About this series
In 2023, the cybersecurity landscape changed in three significant ways. The Securities and Exchange Commission cut the allowed reporting period following a security breach to just four days. Artificial intelligence began to be used in cyberattacks. And after retreating in 2022, ransomware came back stronger than ever.
In response to these threats, cybersecurity buyers, vendors, influencers and decision makers worked to improve their practices around ransomware prevention, privacy and third-party risk, vulnerability management, cloud security, and identity and access management. Yet respondents in several CyberRisk Alliance Business Intelligence surveys reported more than a few challenges in meeting these goals.
The following is the fourth of a five-part series about how security practitioners struggled or, in some cases, made significant headway throughout 2023. Here, we focus on how the skills gap between attackers and defenders affected cloud security, and how AI might change the game in 2024.
***
In 2023, adversaries attacked cloud assets and used the cloud for their own nefarious purposes, sometimes doing both at once.
January began with a report that threat actors had been developing cloud skills more rapidly than the legitimate enterprises they targeted, and another that the number of cloud apps delivering malware had tripled in the previous year.
That observation was quickly borne out in April, as the Legion malware hijacked misconfigured cloud-based email servers, then attacked the Amazon Web Services monitoring tool AWS CloudWatch. Another group, TeamTNT, deployed a worm to go after Docker containers, first on AWS but then on Google Cloud Platform and Microsoft Azure as well.
An unnamed threat actor chained together Salesforce and Facebook flaws to pump out phishing emails. A cloud-based command-and-control provider called Cloudzy hosted instances for known criminal gangs and several state-sponsored APT groups, even those from rival countries like India and Pakistan.

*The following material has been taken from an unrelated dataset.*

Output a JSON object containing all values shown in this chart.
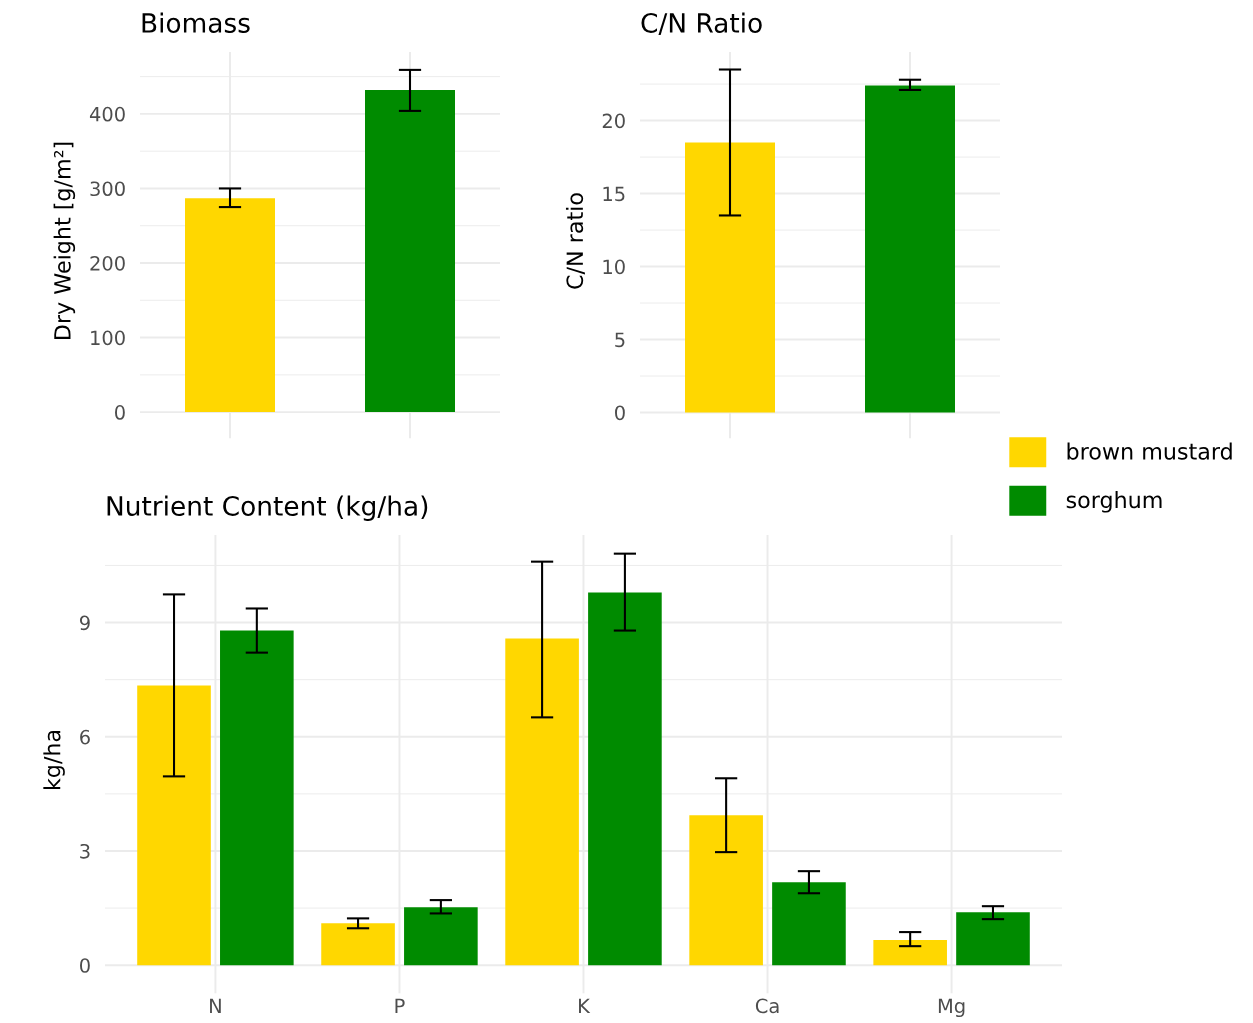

Some of Cloudzy's customers were North Koreans, who needed no assistance in launching the supply-chain attack on JumpCloud, likely with the aim of hitting JumpCloud’s cryptocurrency-using clients. Pyongyang's notorious Lazarus Group was also spotted midyear hijacking cloud-based Microsoft IIS servers to spread malware.
All this made the incident in which an attacker hijacked an abandoned AWS S3 bucket to spew malware seem almost quaint by comparison.
Old-fashioned cloud security problems didn't go away, of course. Salesforce and a dating app both spilled sensitive data due to cloud misconfigurations, and ServiceNow was just lucky that its own misconfiguration went unexploited.
Organizations lost track of or just plain forgot about cloud assets, including in Salesforce communities and Azure Active Directory. It perhaps shouldn't have been surprising that 30% of 13 billion files stored in the public cloud were found to contain personally identifiable information.
Lost in the fog
Put together the cloud-related skills and knowledge gap between attackers and defenders with the advent of AI-driven attacks, and we might see a perfect storm of cloud-based and cloud-targeting threats in 2024.
Threat actors might use AI to rapidly catalogue an organization’s cloud assets and probe them for weaknesses, gaining visibility that the targeted organization lacks. Defenders of cloud assets may have to adopt AI-driven monitoring and response tools just to keep up.
An August 2023 CRA Business Intelligence survey of 200 IT and security managers in North America found that cloud adoption was widespread, with 43% of respondents saying that their organizations had moved at least half their workloads into the cloud. Forty-eight percent said they used three or more cloud providers. Only 1% said they didn't use the cloud at all.
Respondents generally felt comfortable with the security of their cloud platforms, with 56% of respondents rating their confidence levels at 7 or more on a scale of 1 to 10. Two-thirds (66%) said they used the security services offered by their cloud platform providers. Despite that, 22% of Amazon Web Services and Microsoft Azure customers each said their platforms had been compromised in the previous 12 months.
A sizeable fraction of survey respondents had doubts about their own abilities to manage, secure and gain visibility into their own cloud assets.
One-quarter (25%) said they lacked the skills or expertise to properly secure the cloud, 14% said they didn't have the staff to manage the cloud, 13% said they lacked the required experience and 8% said they lacked visibility. Fifteen percent feared they wouldn't be able to handle adversarial attacks on their cloud assets, and 10% felt they needed more resources to manage the cloud.
"We're struggling to understand the complexity that the cloud can introduce and have trouble training and maintaining employees that can stay current with the latest cloud technologies," said one respondent.
Such lack of confidence in organizations’ abilities to manage, track and protect cloud assets doesn’t bode well for compliance with the SEC’s new breach-notification rules. Publicly traded companies may have to devote more resources to improving cloud visibility and security, and to create new procedures and templates that would speed up incident reporting.
2024 to-do list:
Includes guidance from the Cybersecurity Collaborative’s Task Force on vulnerability management.
- Prioritize additional cloud training for IT and security personnel.
- Make sure new or recently added cloud-management tools include AI/ML, especially for asset inventory and misconfiguration and vulnerability detection.
- Develop rapid cloud-breach reporting procedures to comply with SEC rules.